I accept that there is some hysteria about the whole country ending up as a giant landfill site, but fear not, fellow citizens! Total waste per household is about 1.3 tons, surely half or three-quarters**** of this can be dealt with as above? That leaves 0.3 tons x 25 million households = 8 million tons per annum, which, piled ten yards deep would cover about a quarter of a square mile. Provided you dig the holes deep enough, you can cover 'em up again afterwards, job done. Even if we didn't cover them up, it would take four millennia before even one percent of the UK were covered with residual household waste.

* As I posted on Blog Action Day "... the proposed waste incinerator at Belvedere, East London, will be able to burn over 500,000 tons of waste a year (the waste generated by about 400,000 households in a year) and generate 66 megawatts of electricity, or enough for 66,000 homes." And all these greenies can shut up - of course, part of the planning permission has to be that they separate out the really poisonous stuff and have proper filters and so on. There has been a massive waste incinerator in the middle of Munich for decades and you can't smell a thing. Fact. And if people don't want to live near them, then build them in the middle of the countryside or something.

** To the extent that you believe in this man-made-climate-change stuff at all, of course. Many don't.

*** The funny thing is that Waltham Forest gives you a separate brown wheelie bin into which you put all your organic kitchen and garden waste, whereas the council where we now live asks you to put kitchen waste into the normal wheelie bin, and asks you to put out garden waste separately. I think that Waltham Forest is correct on this one, but hey...

**** Ten years ago, we used to fill up our wheelie bin every week.
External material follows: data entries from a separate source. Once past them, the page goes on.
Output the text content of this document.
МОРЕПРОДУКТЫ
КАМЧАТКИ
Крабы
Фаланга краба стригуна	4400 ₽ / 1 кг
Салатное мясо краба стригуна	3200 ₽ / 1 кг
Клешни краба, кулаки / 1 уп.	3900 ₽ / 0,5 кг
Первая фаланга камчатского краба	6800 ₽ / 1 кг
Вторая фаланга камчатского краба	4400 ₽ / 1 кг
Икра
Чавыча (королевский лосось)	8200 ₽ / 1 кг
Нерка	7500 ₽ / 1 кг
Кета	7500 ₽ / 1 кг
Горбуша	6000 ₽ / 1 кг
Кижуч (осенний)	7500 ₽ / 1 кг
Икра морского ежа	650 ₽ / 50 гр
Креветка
Now that we separate out glass, plastic, cans and paper, it takes us one month to fill it with whatever's left (they do alternate fortnightly collections where we live now, but they missed us out two weeks ago and it was just about full). So if they asked us to put organic kitchen waste separately, we'd be down to about one-fifth of the volume of ten years ago.

Sunday, 14 October 2007

Blog Action Day

The EU would like us all to do a Blog Action Day* post on The Environment today**.

Here's my ha'penny worth...

Waste incineration reduces landfill*** and is a cheap and efficient way of generating electricity.

For example, the proposed waste incinerator at Belvedere, East London, will be able to burn over 500,000 tons of waste a year (the waste generated by about 400,000 households in a year) and generate 66 megawatt-hours of electricity per year****, or enough for 66,000 homes.

They seem to have realised the elegance of this up in Scotland as well.

For sure, households should recycle their rubbish first, and sort out the bottles, cans, newspapers and bio-degradable stuff*****, what's left is plastic, cardboard, polystyrene, babies' nappies, broken toys etc, all stuff that doesn't bio-degrade very well but has a killer calorific value, as it consists largely of petro-carbons.

* Acronym 'BAD'

** I'm jumping the gun here by a few minutes.

*** This paranoia about landfill is overrated. Low value agricultural land in the UK goes for £3,000 per acre, but the Landfill Tax you'd have to pay to use it for land fill is nearly £1,000,000 per acre.

**** The company blurb that I linked to says "66 megawatts" but I assume they mean "66 megawatt-hours".

***** Which can be used to creaste compost, or even better, used in methane capture plants, CH4 is a far worse greenhouse gas than CO2.